Briefing
This paper rigorously addresses the pervasive challenge of Maximal Extractable Value (MEV) within decentralized finance by constructing a comprehensive three-stage game-theoretic model. It formally characterizes the strategic interactions between searchers, builders, and validators, revealing that intense Bertrand-style competition among searchers leads to a prisoner’s dilemma-like outcome, diminishing individual profits while simultaneously imposing significant welfare losses on users. The research quantifies the economic impact of MEV and evaluates mechanism design solutions, such as commit-reveal schemes and threshold encryption, demonstrating their potential to exponentially reduce extractable value.

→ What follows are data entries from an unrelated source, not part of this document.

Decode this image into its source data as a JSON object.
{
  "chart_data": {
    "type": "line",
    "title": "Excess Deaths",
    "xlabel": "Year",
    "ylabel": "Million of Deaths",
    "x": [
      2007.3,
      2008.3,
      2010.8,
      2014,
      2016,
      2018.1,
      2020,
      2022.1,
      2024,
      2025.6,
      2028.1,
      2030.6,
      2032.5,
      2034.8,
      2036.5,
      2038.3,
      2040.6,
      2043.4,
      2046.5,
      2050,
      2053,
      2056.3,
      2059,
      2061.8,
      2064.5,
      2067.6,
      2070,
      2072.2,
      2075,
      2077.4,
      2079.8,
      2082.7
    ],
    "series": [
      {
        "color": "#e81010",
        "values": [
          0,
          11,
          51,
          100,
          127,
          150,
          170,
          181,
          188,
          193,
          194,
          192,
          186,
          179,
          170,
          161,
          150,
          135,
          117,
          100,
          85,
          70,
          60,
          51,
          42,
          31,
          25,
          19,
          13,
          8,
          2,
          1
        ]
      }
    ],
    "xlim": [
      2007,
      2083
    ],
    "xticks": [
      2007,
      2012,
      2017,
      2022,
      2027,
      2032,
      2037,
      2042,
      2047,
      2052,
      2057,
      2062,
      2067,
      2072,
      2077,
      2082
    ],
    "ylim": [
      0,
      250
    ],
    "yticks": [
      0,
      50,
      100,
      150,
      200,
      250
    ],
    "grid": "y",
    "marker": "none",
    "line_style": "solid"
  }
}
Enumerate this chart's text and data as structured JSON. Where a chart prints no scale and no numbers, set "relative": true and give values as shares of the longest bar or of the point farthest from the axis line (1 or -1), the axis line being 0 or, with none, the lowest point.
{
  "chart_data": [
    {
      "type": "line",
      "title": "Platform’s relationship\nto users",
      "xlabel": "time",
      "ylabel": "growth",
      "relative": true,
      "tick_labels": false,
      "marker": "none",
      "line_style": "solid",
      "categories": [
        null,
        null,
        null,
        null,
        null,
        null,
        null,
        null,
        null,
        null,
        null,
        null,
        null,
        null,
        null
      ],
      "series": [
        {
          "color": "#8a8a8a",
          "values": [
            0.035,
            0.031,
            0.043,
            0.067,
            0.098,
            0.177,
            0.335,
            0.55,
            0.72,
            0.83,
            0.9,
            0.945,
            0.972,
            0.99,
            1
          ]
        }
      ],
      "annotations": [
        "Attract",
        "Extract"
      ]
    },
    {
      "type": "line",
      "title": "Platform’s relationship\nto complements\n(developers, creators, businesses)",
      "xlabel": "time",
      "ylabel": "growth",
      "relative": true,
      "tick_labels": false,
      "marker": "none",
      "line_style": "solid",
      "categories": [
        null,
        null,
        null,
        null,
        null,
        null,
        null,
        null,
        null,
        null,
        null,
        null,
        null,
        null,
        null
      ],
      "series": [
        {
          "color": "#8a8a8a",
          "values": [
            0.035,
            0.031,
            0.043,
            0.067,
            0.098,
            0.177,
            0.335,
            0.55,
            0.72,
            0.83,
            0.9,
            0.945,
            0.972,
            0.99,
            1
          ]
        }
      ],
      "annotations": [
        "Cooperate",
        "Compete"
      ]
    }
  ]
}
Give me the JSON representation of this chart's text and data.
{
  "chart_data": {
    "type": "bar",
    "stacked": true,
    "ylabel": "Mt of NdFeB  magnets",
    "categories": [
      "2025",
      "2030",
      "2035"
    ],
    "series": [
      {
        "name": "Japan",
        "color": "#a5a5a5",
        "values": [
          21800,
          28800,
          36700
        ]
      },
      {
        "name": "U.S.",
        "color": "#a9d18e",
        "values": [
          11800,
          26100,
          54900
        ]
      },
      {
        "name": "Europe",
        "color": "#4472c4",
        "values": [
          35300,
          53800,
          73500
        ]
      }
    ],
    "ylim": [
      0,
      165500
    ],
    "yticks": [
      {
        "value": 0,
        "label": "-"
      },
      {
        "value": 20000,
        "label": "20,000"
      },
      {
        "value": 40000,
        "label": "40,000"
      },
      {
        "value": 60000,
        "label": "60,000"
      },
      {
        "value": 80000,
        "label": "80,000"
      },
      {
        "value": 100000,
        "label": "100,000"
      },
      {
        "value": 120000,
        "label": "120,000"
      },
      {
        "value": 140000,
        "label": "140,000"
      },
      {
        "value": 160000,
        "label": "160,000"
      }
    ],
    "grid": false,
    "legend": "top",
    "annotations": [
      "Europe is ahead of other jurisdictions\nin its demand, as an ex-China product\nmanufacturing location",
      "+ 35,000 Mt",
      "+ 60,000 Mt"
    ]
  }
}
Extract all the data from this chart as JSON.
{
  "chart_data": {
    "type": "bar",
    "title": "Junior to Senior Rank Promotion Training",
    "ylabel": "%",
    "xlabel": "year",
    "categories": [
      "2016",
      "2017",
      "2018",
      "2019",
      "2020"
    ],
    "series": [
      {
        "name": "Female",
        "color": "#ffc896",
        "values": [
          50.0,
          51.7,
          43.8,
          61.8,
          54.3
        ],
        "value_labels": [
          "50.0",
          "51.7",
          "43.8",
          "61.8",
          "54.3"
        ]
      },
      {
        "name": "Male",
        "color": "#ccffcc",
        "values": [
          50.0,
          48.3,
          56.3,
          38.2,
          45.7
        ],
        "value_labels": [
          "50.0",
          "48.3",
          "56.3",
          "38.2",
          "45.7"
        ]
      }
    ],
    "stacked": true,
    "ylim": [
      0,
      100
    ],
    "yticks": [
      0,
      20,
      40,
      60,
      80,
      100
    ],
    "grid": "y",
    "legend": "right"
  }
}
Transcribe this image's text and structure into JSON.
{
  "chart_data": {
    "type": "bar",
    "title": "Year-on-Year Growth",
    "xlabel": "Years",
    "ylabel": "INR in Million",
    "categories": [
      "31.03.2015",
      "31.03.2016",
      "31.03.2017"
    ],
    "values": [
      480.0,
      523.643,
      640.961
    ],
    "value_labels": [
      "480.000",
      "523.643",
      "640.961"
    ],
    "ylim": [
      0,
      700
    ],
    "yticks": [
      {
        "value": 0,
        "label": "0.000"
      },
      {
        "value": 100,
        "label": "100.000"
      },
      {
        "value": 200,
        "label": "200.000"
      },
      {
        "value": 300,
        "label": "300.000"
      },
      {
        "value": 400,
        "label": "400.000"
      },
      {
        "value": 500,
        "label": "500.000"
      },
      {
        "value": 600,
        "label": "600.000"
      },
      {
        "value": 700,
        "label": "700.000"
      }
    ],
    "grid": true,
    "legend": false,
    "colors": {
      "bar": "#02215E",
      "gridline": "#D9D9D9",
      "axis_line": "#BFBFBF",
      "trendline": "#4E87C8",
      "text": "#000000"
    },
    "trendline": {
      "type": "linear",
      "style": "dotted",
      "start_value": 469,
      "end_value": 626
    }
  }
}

This theoretical framework provides a crucial foundation for designing more equitable and robust blockchain architectures, fostering long-term system stability and user trust.

Context
Prior to this research, empirical studies had quantified MEV’s scale, describing the problem’s scope, yet a formal model elucidating the underlying strategic incentives across the entire MEV supply chain remained largely unaddressed. The prevailing theoretical limitation involved a fragmented understanding of how distinct actors’ rational, profit-maximizing behaviors collectively generate systemic inefficiencies and centralization risks. This paper directly addresses the need for a unified game-theoretic framework to explain the emergence of these observed outcomes and to rigorously evaluate potential mitigation strategies.

Analysis
The paper introduces a three-stage sequential game of incomplete information to model MEV extraction. This model precisely defines the strategic choices and payoffs for searchers, who identify opportunities; builders, who construct blocks; and validators, who select blocks for consensus. The core mechanism demonstrates that multi-searcher competition functions as a Bertrand-style auction, driving individual searcher profits toward zero even as overall MEV extraction remains substantial.
The paper quantifies deadweight loss from MEV-induced slippage, establishing a quadratic relationship with the extracted value. Proposed mechanism design solutions, commit-reveal schemes and threshold encryption, fundamentally alter the information structure to disrupt latency-based attacks, providing a direct counter to existing predatory strategies.

Parameters
- Core Concept ∞ Maximal Extractable Value (MEV)
- Modeling Framework ∞ Three-Stage Game-Theoretic Model
- Solution Concept ∞ Perfect Bayesian Nash Equilibrium (PBNE)
- Competitive Dynamic ∞ Bertrand-style Competition
- Primary Mitigation Mechanisms ∞ Commit-Reveal Schemes, Threshold Encryption
- Quantified Impact ∞ Quadratic Welfare Loss from Slippage
- Empirical Validation Period ∞ 1 January 2024 to 1 June 2024
- Inferred Competitor Count ∞ n ≈ 9 effective searchers
- Key Authors ∞ Appiah, B. et al.
- Publication Venue ∞ Analytics 2025, MDPI

Outlook
This research opens new avenues for protocol designers to implement MEV mitigation strategies with a quantified understanding of their impact on system welfare and user experience. The exponential reduction in latency-based MEV achievable through commit-reveal schemes suggests a pathway to fairer transaction ordering in the next 3-5 years. Future research should extend these models to cross-chain MEV dynamics and explore heterogeneous agent behaviors, advancing the design of more robust and decentralized block-building solutions like SUAVE.